National Security Council spokesperson John Kirby acknowledged the secrecy in an October 23 press briefing, saying that while U.S. security assistance flows to Israel “on a near-daily basis,” he continued, “We’re being careful not to quantify or get into too much detail about what they’re getting — for their own operational security purposes, of course.”

The argument that transparency would imperil Israel’s operational security — somehow not a concern with Ukraine — is misleading, experts told The Intercept.

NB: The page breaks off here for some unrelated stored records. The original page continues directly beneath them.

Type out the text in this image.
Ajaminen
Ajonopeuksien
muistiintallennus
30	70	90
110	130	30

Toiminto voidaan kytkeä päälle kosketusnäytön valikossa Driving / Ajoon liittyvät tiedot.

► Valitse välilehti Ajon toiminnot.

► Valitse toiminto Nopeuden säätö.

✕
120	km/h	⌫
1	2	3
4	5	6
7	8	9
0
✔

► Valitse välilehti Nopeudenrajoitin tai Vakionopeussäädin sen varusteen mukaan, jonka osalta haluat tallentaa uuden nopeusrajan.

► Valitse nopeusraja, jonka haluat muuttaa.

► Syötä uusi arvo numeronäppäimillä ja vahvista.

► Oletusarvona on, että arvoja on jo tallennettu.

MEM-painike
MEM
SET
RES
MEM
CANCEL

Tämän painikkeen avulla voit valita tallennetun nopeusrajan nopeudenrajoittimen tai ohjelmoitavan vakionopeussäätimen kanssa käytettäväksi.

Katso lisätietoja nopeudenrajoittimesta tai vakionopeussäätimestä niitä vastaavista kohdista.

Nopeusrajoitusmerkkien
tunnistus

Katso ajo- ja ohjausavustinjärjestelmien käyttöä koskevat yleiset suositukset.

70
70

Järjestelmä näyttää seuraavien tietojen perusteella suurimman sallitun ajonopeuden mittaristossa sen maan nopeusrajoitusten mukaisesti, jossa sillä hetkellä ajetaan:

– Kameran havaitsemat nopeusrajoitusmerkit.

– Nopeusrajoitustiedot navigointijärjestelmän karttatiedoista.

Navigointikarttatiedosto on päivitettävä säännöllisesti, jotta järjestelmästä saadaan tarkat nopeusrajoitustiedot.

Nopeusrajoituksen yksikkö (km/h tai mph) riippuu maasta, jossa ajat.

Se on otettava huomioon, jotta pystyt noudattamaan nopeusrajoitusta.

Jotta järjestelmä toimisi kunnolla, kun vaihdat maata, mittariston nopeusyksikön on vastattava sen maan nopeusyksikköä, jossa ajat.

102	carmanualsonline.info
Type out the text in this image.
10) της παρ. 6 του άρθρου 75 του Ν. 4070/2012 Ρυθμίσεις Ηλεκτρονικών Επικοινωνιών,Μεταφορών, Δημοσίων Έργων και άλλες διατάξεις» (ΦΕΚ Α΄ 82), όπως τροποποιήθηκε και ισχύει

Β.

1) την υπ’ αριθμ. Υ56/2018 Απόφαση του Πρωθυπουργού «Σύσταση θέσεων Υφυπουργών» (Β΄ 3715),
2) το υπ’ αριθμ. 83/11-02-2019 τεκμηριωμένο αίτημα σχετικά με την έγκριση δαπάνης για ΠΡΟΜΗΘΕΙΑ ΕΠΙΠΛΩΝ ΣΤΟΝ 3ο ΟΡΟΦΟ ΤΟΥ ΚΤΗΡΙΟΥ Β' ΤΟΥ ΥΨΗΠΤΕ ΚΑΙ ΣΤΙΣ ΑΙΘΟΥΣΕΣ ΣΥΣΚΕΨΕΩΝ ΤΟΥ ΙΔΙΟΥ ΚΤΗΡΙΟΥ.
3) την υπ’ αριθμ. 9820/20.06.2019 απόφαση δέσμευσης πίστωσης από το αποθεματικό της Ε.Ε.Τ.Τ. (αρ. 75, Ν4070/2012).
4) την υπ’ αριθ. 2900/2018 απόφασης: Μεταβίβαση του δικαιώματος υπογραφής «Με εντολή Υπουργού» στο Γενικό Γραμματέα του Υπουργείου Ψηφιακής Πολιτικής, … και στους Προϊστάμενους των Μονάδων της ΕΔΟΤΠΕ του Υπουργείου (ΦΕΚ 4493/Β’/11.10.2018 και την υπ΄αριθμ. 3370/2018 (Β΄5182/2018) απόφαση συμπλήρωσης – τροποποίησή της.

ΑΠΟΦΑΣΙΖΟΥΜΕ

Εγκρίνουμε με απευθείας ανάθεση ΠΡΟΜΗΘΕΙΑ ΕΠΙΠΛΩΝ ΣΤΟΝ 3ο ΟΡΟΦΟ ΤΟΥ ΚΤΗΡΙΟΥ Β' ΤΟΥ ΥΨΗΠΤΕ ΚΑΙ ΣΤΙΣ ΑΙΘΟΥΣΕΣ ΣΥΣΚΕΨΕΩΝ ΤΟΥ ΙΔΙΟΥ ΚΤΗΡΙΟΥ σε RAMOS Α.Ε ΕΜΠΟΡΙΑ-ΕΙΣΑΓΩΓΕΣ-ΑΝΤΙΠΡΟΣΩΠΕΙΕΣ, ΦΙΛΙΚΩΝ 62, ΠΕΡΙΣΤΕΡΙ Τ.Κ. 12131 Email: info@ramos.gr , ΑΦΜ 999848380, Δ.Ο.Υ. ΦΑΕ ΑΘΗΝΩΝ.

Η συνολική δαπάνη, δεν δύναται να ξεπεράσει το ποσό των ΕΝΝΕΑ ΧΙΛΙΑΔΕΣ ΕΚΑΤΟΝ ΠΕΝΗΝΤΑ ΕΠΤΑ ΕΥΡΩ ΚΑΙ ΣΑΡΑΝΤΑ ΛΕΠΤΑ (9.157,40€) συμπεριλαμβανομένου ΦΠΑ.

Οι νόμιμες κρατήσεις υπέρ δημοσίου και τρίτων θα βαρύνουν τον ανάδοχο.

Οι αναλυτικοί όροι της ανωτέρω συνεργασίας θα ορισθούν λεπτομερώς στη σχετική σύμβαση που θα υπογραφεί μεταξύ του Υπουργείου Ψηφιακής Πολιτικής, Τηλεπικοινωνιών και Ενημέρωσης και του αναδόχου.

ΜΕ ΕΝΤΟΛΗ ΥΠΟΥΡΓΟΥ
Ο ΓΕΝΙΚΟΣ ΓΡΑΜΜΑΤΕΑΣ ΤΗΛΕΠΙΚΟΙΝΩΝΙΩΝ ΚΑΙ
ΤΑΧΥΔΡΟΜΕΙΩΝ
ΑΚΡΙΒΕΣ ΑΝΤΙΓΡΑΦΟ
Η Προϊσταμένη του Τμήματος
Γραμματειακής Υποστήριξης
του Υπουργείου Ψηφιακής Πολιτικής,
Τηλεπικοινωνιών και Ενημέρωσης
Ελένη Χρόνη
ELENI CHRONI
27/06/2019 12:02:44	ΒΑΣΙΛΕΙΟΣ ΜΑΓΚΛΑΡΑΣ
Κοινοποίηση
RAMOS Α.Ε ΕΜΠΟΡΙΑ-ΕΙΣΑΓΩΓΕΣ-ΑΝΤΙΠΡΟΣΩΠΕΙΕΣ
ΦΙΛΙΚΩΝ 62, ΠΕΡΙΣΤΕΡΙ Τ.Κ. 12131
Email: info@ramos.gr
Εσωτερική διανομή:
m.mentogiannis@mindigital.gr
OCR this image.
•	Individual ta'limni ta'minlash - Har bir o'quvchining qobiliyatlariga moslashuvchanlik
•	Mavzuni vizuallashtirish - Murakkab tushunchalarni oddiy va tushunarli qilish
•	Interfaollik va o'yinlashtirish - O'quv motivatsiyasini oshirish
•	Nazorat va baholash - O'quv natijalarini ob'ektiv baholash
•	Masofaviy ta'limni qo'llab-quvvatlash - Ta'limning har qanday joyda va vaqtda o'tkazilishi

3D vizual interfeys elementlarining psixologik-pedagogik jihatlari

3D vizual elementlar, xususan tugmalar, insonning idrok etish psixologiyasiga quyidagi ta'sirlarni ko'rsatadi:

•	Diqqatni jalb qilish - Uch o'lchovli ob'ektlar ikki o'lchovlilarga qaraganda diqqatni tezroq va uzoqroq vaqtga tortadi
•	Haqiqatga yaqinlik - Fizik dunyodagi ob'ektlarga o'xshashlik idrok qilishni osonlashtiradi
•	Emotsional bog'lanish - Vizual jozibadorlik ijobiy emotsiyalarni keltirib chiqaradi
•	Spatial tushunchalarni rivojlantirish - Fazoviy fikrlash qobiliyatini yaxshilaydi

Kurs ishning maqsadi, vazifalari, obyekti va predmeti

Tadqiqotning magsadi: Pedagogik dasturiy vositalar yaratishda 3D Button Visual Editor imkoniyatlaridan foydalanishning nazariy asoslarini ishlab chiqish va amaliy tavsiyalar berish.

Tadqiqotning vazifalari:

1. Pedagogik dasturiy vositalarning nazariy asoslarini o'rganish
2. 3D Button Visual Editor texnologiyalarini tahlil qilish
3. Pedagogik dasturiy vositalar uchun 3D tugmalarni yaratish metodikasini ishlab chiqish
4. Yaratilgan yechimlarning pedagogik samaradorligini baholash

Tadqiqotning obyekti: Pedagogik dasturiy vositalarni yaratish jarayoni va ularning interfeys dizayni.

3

“The notion that it would in any way harm the Israeli military’s operational security to provide more information is a cover story for efforts to reduce information on the types of weapons being supplied to Israel and how they are being used,” William Hartung, a fellow at the Quincy Institute for Responsible Statecraft and expert on weapons sales, told The Intercept. “I think the purposeful lack of transparency over what weapons the U.S. is supplying to Israel ‘on a daily basis’ is tied to the larger administration policy of downplaying the extent to which Israel will use those weapons to commit war crimes and kill civilians in Gaza.”